The production data used in this study were obtained from a field production management system of a deep shale gas block. Daily gas production, expressed in 10⁴ m³·d⁻¹, is taken as the prediction target, while pressure- and water-related parameters are used as candidate inputs. Prior to modeling, the raw data undergo outlier removal, missing-value interpolation, and unit normalization. To preserve the temporal evolution characteristics of production dynamics, supervised learning samples are constructed using a sliding time window approach.

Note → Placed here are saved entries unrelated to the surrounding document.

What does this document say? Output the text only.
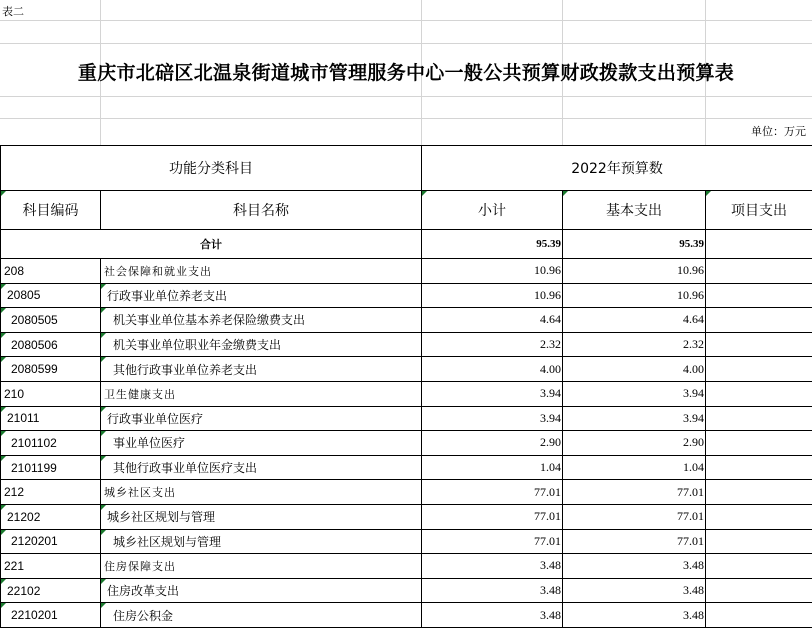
表二
重庆市北碚区北温泉街道城市管理服务中心一般公共预算财政拨款支出预算表
单位：万元
功能分类科目		2022年预算数		
科目编码	科目名称	小计	基本支出	项目支出
合计		95.39	95.39	
208	社会保障和就业支出	10.96	10.96	
20805	行政事业单位养老支出	10.96	10.96	
2080505	机关事业单位基本养老保险缴费支出	4.64	4.64	
2080506	机关事业单位职业年金缴费支出	2.32	2.32	
2080599	其他行政事业单位养老支出	4.00	4.00	
210	卫生健康支出	3.94	3.94	
21011	行政事业单位医疗	3.94	3.94	
2101102	事业单位医疗	2.90	2.90	
2101199	其他行政事业单位医疗支出	1.04	1.04	
212	城乡社区支出	77.01	77.01	
21202	城乡社区规划与管理	77.01	77.01	
2120201	城乡社区规划与管理	77.01	77.01	
221	住房保障支出	3.48	3.48	
22102	住房改革支出	3.48	3.48	
2210201	住房公积金	3.48	3.48	
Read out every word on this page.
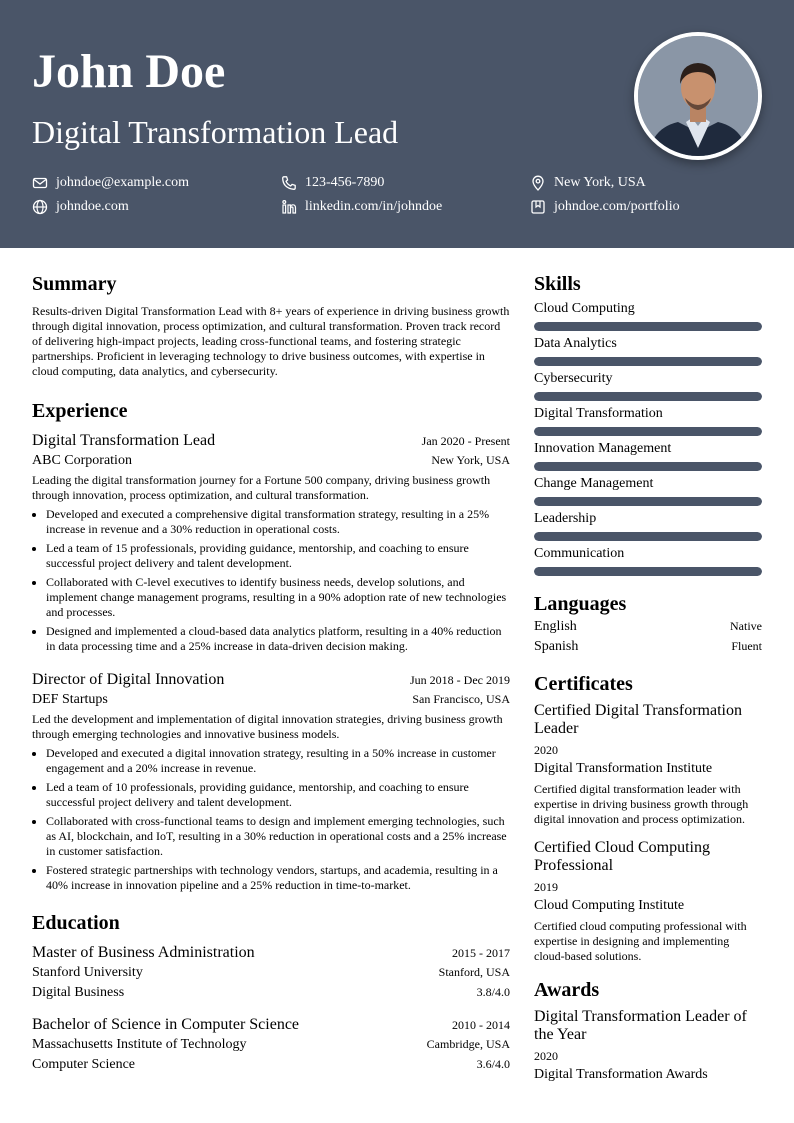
John Doe
Digital Transformation Lead
johndoe@example.com	123-456-7890	New York, USA
johndoe.com	linkedin.com/in/johndoe	johndoe.com/portfolio
Summary
Results-driven Digital Transformation Lead with 8+ years of experience in driving business growth through digital innovation, process optimization, and cultural transformation. Proven track record of delivering high-impact projects, leading cross-functional teams, and fostering strategic partnerships. Proficient in leveraging technology to drive business outcomes, with expertise in cloud computing, data analytics, and cybersecurity.
Experience
Digital Transformation Lead	Jan 2020 - Present
ABC Corporation	New York, USA
Leading the digital transformation journey for a Fortune 500 company, driving business growth through innovation, process optimization, and cultural transformation.
• Developed and executed a comprehensive digital transformation strategy, resulting in a 25% increase in revenue and a 30% reduction in operational costs.
• Led a team of 15 professionals, providing guidance, mentorship, and coaching to ensure successful project delivery and talent development.
• Collaborated with C-level executives to identify business needs, develop solutions, and implement change management programs, resulting in a 90% adoption rate of new technologies and processes.
• Designed and implemented a cloud-based data analytics platform, resulting in a 40% reduction in data processing time and a 25% increase in data-driven decision making.
Director of Digital Innovation	Jun 2018 - Dec 2019
DEF Startups	San Francisco, USA
Led the development and implementation of digital innovation strategies, driving business growth through emerging technologies and innovative business models.
• Developed and executed a digital innovation strategy, resulting in a 50% increase in customer engagement and a 20% increase in revenue.
• Led a team of 10 professionals, providing guidance, mentorship, and coaching to ensure successful project delivery and talent development.
• Collaborated with cross-functional teams to design and implement emerging technologies, such as AI, blockchain, and IoT, resulting in a 30% reduction in operational costs and a 25% increase in customer satisfaction.
• Fostered strategic partnerships with technology vendors, startups, and academia, resulting in a 40% increase in innovation pipeline and a 25% reduction in time-to-market.
Education
Master of Business Administration	2015 - 2017
Stanford University	Stanford, USA
Digital Business	3.8/4.0
Bachelor of Science in Computer Science	2010 - 2014
Massachusetts Institute of Technology	Cambridge, USA
Computer Science	3.6/4.0
Skills
Cloud Computing
Data Analytics
Cybersecurity
Digital Transformation
Innovation Management
Change Management
Leadership
Communication
Languages
English	Native
Spanish	Fluent
Certificates
Certified Digital Transformation Leader
2020
Digital Transformation Institute
Certified digital transformation leader with expertise in driving business growth through digital innovation and process optimization.
Certified Cloud Computing Professional
2019
Cloud Computing Institute
Certified cloud computing professional with expertise in designing and implementing cloud-based solutions.
Awards
Digital Transformation Leader of the Year
2020
Digital Transformation Awards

The early production period is divided into a flowback phase and a subsequent stable production phase. The flowback phase is identified as the period immediately following hydraulic fracturing, during which fracturing fluids are continuously recovered and water production remains relatively high. This phase is characterized by a rapid increase in the flowback ratio and strong fluctuations in gas and water production. Only continuous production data after the onset of stable flowback behavior are retained to ensure consistency in time-series modeling.

In terms of input feature selection, a two-stage strategy combining engineering knowledge and statistical analysis is adopted. Based on shale gas production mechanisms, six candidate features are initially selected, including pressure-related parameters as well as flowback- and water-production-related variables. These features describe shale gas well performance from the perspectives of reservoir energy release, fracture conductivity evolution, and gas–water two-phase flow behavior.

Subsequently, the Spearman rank correlation coefficient is employed to evaluate the monotonic relationships between candidate features and daily gas production, thereby reducing redundancy and multicollinearity among inputs. The Spearman coefficient is defined as:

$$\:\rho\:=1-\frac{6\sum\:{d}_{i}^{2}}{n({n}^{2}-1)}$$
(19)

where \(\:{d}_{i}\)denotes the difference between the ranks of two variables, and \(\:n\)is the number of samples. Unlike Pearson correlation, Spearman correlation measures monotonic dependence rather than linear dependence, making it more suitable for nonlinear production data.

In this study, the correlation strength is classified as follows:

\(\:\mid\:\rho\:\mid\:\ge\:0.7\)indicates strong correlation,\(\:0.3\le\:\mid\:\rho\:\mid\:<0.7\)indicates moderate correlation, and \(\:\mid\:\rho\:\mid\:<0.3\)indicates weak correlation.

The complete correlation matrix and classification thresholds are reported in Table 1 and visualized in Fig. 4.

The analysis results show that average casing pressure, daily water production, and flowback ratio exhibit stable and significant correlations with daily gas production and are therefore selected as the final model inputs. From a physical perspective, casing pressure reflects reservoir–wellbore pressure transmission and energy depletion, daily water production characterizes fracture flowback behavior and multiphase flow effects, and the flowback ratio represents fracture cleanliness and early-stage conductivity recovery. The combination of these parameters allows the model to capture both production dynamics and underlying physical mechanisms, thereby improving prediction reliability and engineering interpretability.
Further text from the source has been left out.